Subject: Re: [office-comment] marking directionality of text inside a paragraph

On Sun, 2011-10-23 at 12:35 +0200, Thorsten Behrens wrote:
> robert_weir@us.ibm.com wrote:
> > The ODF 1.2 (this was in 1.1 as well) spec, Appendix E1 of Part 1 covers 
> > Bidi text.
> > 
> Amir E. Aharoni wrote:
> > Nothing that involves Unicode control characters can be described
> > as "easily".
> > 
> I tend to agree with Amir - albeit sufficient in expressiveness,
> that's still an area in ODF that's a bit inconsistent, and involves
> extra effort for 'simple' applications.
> Beyond that, getting lower impedance towards/from HTML is desirable
> - if it doesn't break anything.

At the risk of confusing things, focusing on directionality alone might
be a bit of a red herring. There are three script categories in ODF
IIRC, Latin, Asian and Complex. And all text is divided into four
categories, Latin, Asian, Complex and Weak.

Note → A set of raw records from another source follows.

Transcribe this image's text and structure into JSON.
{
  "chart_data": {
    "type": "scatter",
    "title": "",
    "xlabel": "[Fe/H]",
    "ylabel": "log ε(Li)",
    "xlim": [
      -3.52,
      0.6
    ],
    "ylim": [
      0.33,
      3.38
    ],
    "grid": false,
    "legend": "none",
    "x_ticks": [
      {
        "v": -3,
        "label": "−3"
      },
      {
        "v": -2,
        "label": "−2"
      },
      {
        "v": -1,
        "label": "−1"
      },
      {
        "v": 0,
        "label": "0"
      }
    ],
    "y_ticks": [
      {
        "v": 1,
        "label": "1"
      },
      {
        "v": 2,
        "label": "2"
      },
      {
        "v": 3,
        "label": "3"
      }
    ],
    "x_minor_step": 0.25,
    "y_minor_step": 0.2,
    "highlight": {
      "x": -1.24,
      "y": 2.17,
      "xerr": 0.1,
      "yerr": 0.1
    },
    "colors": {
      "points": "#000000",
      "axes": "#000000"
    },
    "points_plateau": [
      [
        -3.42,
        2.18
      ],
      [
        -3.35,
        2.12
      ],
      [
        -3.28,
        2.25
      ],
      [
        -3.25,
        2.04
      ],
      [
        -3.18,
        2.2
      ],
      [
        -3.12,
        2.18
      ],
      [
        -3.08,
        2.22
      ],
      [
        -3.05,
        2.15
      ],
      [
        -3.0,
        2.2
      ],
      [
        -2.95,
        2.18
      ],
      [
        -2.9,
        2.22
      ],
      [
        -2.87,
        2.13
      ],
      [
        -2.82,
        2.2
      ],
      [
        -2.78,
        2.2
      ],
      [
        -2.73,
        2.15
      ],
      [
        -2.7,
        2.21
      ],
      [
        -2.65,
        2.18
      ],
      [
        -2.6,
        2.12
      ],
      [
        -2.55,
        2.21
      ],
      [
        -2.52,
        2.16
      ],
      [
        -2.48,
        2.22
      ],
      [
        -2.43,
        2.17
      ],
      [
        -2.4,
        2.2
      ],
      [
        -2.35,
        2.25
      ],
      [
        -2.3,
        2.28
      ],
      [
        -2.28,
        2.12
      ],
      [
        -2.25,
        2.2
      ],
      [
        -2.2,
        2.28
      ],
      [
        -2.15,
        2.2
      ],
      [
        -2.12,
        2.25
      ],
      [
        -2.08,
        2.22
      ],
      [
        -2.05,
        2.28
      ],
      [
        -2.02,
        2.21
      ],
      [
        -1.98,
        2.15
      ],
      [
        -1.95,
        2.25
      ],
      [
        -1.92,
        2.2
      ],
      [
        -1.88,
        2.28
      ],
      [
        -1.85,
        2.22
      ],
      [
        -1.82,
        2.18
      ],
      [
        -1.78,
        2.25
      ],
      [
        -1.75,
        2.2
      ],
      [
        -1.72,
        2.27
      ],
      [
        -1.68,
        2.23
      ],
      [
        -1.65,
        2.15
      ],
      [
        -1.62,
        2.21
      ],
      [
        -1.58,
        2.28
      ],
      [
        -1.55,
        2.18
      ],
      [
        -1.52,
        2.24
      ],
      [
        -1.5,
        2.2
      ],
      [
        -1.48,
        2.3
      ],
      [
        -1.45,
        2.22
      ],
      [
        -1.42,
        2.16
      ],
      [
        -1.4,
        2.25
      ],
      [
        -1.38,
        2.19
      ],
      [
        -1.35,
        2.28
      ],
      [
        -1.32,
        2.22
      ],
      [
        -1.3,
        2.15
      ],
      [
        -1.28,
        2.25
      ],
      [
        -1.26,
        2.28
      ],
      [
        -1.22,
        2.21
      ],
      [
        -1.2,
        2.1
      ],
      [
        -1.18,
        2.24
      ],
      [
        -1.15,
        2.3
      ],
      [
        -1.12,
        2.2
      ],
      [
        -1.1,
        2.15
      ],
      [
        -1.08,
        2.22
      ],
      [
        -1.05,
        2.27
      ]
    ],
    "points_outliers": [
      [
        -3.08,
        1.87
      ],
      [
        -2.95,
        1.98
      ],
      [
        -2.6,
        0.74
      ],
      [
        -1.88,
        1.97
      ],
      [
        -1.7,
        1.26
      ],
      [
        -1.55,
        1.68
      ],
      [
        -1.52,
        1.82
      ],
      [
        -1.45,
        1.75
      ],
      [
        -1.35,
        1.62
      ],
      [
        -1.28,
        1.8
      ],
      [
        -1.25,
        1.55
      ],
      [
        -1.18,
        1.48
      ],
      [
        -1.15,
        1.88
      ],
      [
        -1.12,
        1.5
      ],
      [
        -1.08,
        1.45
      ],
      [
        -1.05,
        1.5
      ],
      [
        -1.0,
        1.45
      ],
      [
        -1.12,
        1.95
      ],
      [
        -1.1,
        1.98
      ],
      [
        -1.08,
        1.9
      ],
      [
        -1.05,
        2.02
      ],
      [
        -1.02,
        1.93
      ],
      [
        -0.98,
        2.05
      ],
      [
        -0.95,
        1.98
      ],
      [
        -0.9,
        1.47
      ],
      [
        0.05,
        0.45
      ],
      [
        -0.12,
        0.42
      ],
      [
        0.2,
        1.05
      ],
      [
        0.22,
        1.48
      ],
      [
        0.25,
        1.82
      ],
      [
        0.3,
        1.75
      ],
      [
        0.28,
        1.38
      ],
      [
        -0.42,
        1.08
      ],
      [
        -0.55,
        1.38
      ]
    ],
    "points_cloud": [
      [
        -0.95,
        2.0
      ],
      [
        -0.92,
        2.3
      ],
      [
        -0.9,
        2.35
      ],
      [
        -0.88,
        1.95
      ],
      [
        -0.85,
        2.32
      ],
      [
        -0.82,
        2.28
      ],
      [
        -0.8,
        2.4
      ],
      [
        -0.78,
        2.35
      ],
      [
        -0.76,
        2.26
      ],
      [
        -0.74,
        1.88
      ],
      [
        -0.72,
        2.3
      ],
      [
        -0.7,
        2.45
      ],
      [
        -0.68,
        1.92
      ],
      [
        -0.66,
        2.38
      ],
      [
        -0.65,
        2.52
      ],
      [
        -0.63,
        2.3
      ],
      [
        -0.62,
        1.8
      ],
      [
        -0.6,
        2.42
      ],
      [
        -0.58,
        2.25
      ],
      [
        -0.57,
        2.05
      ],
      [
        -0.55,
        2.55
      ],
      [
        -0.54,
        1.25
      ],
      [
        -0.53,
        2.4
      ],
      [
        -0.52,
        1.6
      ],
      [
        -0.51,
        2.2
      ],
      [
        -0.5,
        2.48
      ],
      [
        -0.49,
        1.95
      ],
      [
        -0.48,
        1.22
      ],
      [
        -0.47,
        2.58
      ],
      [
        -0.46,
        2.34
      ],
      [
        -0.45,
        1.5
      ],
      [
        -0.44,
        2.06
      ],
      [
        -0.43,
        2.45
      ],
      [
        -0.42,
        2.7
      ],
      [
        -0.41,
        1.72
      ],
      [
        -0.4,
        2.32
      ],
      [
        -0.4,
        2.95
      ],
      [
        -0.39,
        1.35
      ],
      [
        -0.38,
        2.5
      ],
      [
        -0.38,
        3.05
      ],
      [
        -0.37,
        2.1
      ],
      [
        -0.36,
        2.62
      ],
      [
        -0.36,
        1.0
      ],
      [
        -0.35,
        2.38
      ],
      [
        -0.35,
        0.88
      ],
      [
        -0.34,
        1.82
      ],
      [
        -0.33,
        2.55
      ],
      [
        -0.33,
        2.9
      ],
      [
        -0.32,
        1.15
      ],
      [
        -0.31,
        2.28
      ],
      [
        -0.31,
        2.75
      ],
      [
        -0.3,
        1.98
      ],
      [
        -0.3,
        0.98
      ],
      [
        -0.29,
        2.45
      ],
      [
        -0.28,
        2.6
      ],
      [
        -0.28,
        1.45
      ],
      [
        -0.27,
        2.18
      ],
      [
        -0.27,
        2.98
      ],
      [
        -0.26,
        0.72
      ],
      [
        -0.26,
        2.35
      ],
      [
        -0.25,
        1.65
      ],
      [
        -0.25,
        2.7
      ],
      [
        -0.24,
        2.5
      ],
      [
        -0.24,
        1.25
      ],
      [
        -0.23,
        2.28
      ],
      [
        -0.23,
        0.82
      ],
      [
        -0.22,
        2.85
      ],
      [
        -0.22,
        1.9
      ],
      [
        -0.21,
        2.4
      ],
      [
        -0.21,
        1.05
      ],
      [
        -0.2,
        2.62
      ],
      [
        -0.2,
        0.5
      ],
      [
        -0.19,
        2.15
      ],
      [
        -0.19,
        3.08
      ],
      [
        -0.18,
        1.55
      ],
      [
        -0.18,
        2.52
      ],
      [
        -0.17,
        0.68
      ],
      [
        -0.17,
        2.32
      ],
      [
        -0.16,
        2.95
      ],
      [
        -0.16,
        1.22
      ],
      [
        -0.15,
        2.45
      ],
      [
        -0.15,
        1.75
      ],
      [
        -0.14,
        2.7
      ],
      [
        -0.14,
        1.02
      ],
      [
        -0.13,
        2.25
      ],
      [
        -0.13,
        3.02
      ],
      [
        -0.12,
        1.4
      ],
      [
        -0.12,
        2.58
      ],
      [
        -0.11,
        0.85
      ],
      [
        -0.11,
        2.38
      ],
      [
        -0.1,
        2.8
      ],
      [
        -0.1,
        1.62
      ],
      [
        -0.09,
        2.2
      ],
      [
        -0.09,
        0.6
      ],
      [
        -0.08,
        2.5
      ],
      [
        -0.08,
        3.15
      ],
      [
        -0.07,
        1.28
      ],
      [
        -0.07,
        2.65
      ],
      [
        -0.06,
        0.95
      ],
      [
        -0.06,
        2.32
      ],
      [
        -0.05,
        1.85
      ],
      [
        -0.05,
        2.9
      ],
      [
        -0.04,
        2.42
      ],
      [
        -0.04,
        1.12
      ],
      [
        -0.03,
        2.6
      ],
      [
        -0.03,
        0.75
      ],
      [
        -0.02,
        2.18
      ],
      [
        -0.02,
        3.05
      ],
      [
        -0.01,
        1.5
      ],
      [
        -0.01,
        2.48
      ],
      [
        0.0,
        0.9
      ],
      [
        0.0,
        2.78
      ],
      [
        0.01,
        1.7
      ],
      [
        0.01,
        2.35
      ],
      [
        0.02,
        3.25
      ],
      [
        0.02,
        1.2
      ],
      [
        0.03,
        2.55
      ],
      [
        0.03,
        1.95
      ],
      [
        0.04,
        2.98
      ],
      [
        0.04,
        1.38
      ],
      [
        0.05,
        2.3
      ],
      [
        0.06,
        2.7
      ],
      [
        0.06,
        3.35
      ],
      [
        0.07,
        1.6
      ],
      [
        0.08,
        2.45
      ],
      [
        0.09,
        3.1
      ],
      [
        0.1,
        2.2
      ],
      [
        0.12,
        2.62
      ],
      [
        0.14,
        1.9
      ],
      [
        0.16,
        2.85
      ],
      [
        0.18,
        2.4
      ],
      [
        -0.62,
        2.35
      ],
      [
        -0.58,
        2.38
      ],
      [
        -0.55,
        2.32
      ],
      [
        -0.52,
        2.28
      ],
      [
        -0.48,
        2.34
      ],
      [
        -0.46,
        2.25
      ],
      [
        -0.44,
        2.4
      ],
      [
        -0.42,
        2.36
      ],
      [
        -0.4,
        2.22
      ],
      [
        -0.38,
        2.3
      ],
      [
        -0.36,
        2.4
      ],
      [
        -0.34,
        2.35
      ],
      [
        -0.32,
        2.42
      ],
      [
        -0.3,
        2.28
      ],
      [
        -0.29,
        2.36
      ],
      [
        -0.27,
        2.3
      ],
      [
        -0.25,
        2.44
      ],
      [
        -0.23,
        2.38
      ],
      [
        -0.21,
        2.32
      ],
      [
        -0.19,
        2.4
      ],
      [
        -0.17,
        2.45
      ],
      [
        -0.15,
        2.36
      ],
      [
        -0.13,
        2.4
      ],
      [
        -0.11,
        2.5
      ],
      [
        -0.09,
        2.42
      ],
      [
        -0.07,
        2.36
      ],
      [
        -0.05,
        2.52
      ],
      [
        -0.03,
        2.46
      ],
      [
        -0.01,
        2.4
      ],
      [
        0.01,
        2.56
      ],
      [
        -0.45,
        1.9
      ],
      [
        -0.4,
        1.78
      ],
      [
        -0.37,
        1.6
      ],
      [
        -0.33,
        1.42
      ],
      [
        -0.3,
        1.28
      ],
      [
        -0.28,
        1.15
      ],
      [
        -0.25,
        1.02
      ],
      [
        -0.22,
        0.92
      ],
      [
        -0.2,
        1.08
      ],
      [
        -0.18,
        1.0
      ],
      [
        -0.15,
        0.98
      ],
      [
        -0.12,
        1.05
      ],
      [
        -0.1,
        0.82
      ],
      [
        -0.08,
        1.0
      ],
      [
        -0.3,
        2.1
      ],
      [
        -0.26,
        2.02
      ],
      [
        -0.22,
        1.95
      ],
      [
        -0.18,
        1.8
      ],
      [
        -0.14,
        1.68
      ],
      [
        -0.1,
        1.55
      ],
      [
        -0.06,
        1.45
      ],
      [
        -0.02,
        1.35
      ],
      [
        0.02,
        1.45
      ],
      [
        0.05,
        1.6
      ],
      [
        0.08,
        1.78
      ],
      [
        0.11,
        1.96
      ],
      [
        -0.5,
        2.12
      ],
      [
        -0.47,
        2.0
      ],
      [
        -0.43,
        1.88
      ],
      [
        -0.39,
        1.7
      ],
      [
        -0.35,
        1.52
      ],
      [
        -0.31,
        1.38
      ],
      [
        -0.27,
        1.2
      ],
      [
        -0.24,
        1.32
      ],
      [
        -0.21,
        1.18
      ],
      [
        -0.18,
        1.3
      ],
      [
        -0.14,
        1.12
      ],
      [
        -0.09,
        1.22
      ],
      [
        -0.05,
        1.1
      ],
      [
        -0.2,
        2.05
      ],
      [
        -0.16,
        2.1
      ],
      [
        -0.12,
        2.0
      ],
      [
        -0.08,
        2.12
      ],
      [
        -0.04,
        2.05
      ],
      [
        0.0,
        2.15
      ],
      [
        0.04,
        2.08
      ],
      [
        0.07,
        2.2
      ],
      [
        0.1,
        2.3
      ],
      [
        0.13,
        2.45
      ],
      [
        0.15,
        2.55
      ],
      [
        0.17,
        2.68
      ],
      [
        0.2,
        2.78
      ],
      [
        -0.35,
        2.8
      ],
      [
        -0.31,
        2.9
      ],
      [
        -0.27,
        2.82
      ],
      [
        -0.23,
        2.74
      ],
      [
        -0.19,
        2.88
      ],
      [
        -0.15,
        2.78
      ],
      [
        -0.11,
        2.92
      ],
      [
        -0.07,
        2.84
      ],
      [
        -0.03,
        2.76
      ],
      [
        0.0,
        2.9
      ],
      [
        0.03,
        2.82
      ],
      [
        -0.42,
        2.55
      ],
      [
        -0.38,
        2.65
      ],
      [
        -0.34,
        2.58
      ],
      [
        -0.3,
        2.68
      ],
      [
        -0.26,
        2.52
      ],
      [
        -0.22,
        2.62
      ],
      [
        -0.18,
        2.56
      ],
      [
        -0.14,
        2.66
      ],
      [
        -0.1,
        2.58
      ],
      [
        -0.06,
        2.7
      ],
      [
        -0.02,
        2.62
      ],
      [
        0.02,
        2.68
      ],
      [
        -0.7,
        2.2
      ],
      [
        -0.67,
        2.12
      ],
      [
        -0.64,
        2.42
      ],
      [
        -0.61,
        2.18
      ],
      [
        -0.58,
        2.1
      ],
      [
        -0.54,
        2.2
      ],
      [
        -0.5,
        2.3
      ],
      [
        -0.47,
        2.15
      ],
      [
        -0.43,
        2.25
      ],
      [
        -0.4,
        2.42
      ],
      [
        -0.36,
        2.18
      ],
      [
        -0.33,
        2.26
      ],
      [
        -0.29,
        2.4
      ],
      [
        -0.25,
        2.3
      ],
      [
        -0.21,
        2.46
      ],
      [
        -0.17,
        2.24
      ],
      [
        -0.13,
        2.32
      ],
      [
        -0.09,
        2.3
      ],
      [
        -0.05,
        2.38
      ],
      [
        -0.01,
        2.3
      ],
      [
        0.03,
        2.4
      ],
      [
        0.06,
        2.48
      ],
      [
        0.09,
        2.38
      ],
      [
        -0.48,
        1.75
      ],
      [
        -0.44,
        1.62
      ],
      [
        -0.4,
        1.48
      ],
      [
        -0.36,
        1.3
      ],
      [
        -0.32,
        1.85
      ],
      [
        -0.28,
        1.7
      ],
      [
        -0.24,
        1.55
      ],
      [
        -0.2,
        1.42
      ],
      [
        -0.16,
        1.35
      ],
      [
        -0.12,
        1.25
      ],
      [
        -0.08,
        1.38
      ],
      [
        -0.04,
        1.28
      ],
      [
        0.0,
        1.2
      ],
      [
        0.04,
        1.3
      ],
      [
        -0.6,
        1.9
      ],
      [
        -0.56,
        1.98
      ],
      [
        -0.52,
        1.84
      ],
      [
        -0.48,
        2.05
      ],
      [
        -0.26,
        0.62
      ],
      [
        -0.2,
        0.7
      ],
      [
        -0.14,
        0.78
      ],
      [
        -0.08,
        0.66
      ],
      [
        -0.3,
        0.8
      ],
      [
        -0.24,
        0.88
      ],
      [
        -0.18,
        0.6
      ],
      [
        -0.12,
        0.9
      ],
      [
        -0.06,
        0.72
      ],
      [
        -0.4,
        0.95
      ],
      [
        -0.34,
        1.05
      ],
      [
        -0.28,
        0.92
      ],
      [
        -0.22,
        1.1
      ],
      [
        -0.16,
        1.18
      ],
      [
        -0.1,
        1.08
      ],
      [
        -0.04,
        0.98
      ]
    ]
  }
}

Problems arise when encountering Weak characters, e.g. spaces,
punctuation and mathematical symbols. They generally get assigned to one
of the other three categories depending on context of surrounding text.
There isn't a way to override the script-category they get assigned to I
think ?, or is there ?

So, one example scenario is a document comprising of a paragraph that
consists of only weak characters, something like .:?". There isn't a way
to state that these weak characters should be biased towards one script
category or another. If you open that in a version of
LibreOffice/OpenOffice.org then the final fallback is to bias towards
the locale the user is in, i.e. a Japanese user gets .:?" shown in their
CJK font, and a Europan user gets .:?" shown in their Western font, so
the same document isn't rendered the same for different locales.

i.e. if you select your problematic text and change e.g. Western font
size to 50 and CTL to 25, what size is the misplaced ! drawn in?, has
the ! been categorized as a 25pt CTL character or a 50pt Latin

We don't have a "script bias" or "idcthint" feature to force weak
characters into one script of another. I believe that OpenXML has
something of that nature.

i.e. given a weak character such as a bare ! or space, how do we specify
that it should be rendered using the Asian font, the Complex font or the
Western font, if we want to override the neighbouring strong-characters
script ?